A Silicon Valley-based firm may soon steer its shared scooters and its gang of “juicers” into Richmond.
Lime, which operates rental fleets of on-demand, dock-less electric scooters and bicycles, is plotting an entrance into the city. The company has posted job listings for an operations manager and mechanic in Richmond and a spokeswoman confirmed its interest in the local market, while adding that its plans are still in flux.
“We envision having a region-wide mobility network that includes D.C., Virginia, and Maryland and are eager to serve Richmond, Virginia, but do not yet have launch plans solidified,” Lime’s Mary Caroline Pruitt said in an email.
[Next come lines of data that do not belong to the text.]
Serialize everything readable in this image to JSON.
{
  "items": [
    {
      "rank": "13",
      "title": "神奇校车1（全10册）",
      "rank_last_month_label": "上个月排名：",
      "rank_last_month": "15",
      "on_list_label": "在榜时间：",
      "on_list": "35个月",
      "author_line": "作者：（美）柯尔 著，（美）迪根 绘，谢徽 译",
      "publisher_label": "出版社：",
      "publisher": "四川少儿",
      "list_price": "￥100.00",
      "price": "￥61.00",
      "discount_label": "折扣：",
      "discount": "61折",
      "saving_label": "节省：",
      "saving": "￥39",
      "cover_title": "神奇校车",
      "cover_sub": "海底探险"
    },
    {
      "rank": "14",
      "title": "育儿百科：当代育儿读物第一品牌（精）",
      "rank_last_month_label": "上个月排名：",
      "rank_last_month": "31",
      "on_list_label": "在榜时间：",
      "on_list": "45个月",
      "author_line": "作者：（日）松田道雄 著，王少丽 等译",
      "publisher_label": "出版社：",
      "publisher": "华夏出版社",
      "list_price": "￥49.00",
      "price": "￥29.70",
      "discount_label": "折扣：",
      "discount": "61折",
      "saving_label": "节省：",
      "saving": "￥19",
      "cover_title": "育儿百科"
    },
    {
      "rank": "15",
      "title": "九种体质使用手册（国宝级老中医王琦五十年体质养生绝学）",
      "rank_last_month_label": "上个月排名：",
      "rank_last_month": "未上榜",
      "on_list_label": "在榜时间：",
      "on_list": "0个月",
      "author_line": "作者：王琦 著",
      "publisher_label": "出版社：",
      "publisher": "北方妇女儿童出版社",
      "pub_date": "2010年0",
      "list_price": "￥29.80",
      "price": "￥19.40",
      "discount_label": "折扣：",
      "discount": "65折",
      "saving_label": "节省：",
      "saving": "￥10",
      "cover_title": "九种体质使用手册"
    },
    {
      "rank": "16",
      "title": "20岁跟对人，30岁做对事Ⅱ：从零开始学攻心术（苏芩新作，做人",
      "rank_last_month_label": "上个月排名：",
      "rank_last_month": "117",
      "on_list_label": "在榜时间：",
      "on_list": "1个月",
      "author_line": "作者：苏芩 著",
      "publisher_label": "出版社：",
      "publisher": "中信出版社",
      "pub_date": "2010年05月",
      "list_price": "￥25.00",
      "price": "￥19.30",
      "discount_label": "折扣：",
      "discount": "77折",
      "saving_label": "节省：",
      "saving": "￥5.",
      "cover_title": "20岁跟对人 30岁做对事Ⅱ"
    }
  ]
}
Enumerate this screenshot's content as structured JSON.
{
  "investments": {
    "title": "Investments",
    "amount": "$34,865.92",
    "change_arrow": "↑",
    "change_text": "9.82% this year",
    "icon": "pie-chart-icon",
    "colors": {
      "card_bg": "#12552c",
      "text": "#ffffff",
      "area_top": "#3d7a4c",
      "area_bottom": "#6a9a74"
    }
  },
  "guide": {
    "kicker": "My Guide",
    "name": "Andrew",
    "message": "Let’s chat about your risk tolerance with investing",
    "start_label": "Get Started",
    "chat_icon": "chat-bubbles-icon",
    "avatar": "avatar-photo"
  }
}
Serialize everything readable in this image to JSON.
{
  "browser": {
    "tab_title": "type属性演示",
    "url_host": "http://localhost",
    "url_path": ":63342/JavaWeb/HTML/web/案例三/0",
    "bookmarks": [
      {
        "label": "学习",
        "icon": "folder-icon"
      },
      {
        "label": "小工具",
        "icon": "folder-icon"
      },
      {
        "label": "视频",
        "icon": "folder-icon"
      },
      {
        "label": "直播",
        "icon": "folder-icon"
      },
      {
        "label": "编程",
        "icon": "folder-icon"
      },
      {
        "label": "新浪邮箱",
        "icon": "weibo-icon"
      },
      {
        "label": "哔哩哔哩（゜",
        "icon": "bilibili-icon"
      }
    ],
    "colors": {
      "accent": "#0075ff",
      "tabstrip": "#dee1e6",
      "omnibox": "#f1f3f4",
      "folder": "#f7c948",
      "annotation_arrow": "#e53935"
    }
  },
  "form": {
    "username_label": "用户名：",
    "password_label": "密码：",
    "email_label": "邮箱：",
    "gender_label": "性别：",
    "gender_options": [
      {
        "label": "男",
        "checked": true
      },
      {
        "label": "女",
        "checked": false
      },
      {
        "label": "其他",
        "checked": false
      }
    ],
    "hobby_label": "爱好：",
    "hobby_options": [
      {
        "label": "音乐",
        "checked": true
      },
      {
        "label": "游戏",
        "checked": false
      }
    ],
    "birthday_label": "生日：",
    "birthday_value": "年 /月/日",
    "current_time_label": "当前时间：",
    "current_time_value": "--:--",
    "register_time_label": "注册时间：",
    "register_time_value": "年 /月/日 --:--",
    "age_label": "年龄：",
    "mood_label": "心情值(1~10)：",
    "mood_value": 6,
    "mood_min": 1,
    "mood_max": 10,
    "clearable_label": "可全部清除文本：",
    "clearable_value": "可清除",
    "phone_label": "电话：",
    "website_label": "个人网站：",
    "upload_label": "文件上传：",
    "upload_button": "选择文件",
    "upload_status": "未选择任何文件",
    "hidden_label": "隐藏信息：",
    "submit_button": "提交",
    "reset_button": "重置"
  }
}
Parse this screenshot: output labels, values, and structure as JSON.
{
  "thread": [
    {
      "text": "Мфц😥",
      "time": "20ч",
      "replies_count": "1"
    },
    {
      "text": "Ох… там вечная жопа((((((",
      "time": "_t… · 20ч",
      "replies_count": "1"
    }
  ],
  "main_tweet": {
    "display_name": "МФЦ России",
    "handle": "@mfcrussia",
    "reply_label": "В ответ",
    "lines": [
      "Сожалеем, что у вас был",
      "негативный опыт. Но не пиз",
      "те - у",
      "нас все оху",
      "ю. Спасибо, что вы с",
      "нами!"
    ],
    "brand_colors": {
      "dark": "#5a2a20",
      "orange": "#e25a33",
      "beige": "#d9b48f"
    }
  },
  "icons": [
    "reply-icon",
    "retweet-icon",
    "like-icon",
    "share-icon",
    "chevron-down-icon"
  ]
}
Founded in January 2017, Lime has expanded its offering into more than 60 markets nationwide.
Using an app, users can find and unlock nearby bikes and scooters, which can be left virtually anywhere. Its bikes cost $1 for 30 minutes, while scooters cost $1 to unlock plus about 15 cents per minute used.
Lime’s electric scooters can reach a top speed of about 15 miles per hour and have a range of about 20 miles. It also operates e-bikes in certain markets.
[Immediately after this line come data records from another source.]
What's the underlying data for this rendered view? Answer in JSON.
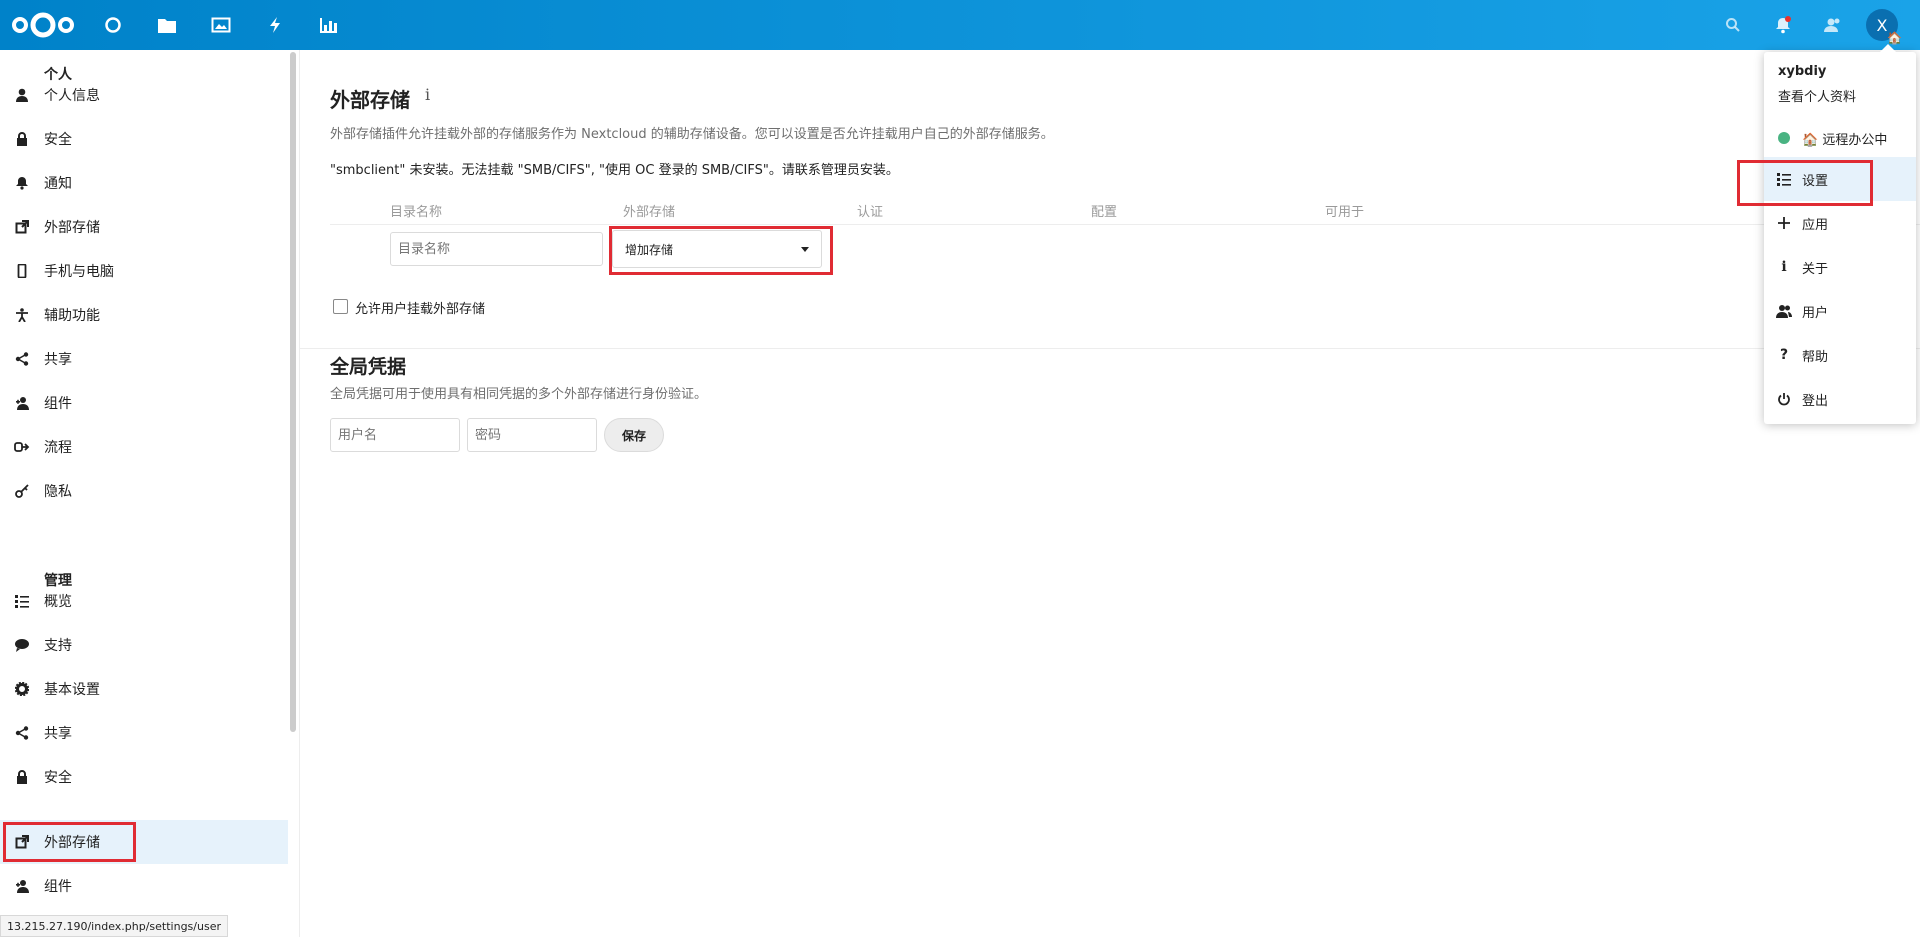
{
  "colors": {
    "header": "#0082c9",
    "accent": "#0082c9",
    "highlight_box": "#e02b33",
    "status_online": "#49b382"
  },
  "header": {
    "logo": "nextcloud-logo",
    "nav_icons": [
      "dashboard-icon",
      "files-icon",
      "photos-icon",
      "activity-icon",
      "charts-icon"
    ],
    "right_icons": [
      "search-icon",
      "notifications-icon",
      "contacts-icon"
    ],
    "avatar_letter": "X"
  },
  "sidebar": {
    "personal_heading": "个人",
    "personal_items": [
      {
        "label": "个人信息",
        "icon": "user-icon"
      },
      {
        "label": "安全",
        "icon": "lock-icon"
      },
      {
        "label": "通知",
        "icon": "bell-icon"
      },
      {
        "label": "外部存储",
        "icon": "external-icon"
      },
      {
        "label": "手机与电脑",
        "icon": "phone-icon"
      },
      {
        "label": "辅助功能",
        "icon": "accessibility-icon"
      },
      {
        "label": "共享",
        "icon": "share-icon"
      },
      {
        "label": "组件",
        "icon": "group-icon"
      },
      {
        "label": "流程",
        "icon": "flow-icon"
      },
      {
        "label": "隐私",
        "icon": "key-icon"
      }
    ],
    "admin_heading": "管理",
    "admin_items": [
      {
        "label": "概览",
        "icon": "list-icon"
      },
      {
        "label": "支持",
        "icon": "chat-icon"
      },
      {
        "label": "基本设置",
        "icon": "gear-icon"
      },
      {
        "label": "共享",
        "icon": "share-icon"
      },
      {
        "label": "安全",
        "icon": "lock-icon"
      },
      {
        "label": "外部存储",
        "icon": "external-icon"
      },
      {
        "label": "组件",
        "icon": "group-icon"
      }
    ]
  },
  "main": {
    "title": "外部存储",
    "info_glyph": "i",
    "description": "外部存储插件允许挂载外部的存储服务作为 Nextcloud 的辅助存储设备。您可以设置是否允许挂载用户自己的外部存储服务。",
    "warning": "\"smbclient\" 未安装。无法挂载 \"SMB/CIFS\", \"使用 OC 登录的 SMB/CIFS\"。请联系管理员安装。",
    "columns": [
      "目录名称",
      "外部存储",
      "认证",
      "配置",
      "可用于"
    ],
    "folder_placeholder": "目录名称",
    "add_storage": "增加存储",
    "allow_user_mount": "允许用户挂载外部存储",
    "global_title": "全局凭据",
    "global_description": "全局凭据可用于使用具有相同凭据的多个外部存储进行身份验证。",
    "username_placeholder": "用户名",
    "password_placeholder": "密码",
    "save": "保存"
  },
  "user_menu": {
    "username": "xybdiy",
    "view_profile": "查看个人资料",
    "status": "远程办公中",
    "items": [
      {
        "label": "设置",
        "icon": "settings-list-icon"
      },
      {
        "label": "应用",
        "icon": "plus-icon"
      },
      {
        "label": "关于",
        "icon": "info-icon"
      },
      {
        "label": "用户",
        "icon": "users-icon"
      },
      {
        "label": "帮助",
        "icon": "help-icon"
      },
      {
        "label": "登出",
        "icon": "power-icon"
      }
    ]
  },
  "statusbar": "13.215.27.190/index.php/settings/user"
}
The duties listed in the job ad for the operations manager include bringing “our scooter and bike fleets into the local community.” The posting does not specify when Lime would be launching in Richmond.
In markets such as Denver, Lime has enlisted a squadron of people known as “juicers” to collect and charge the electric vehicles once they’re discarded by users. Its scooters typically need to be charged once per day, and it takes about five hours to charge a dead scooter, per a BusinessDen report.
On its Richmond job listing, Lime says it is “looking for mechanics to maintain our fleet of shared bicycles and electric scooters.”
Per startup database Crunchbase, Lime has raised over $467 million in venture funding. It competes with fellow dock-less scooter companies Bird and Spin.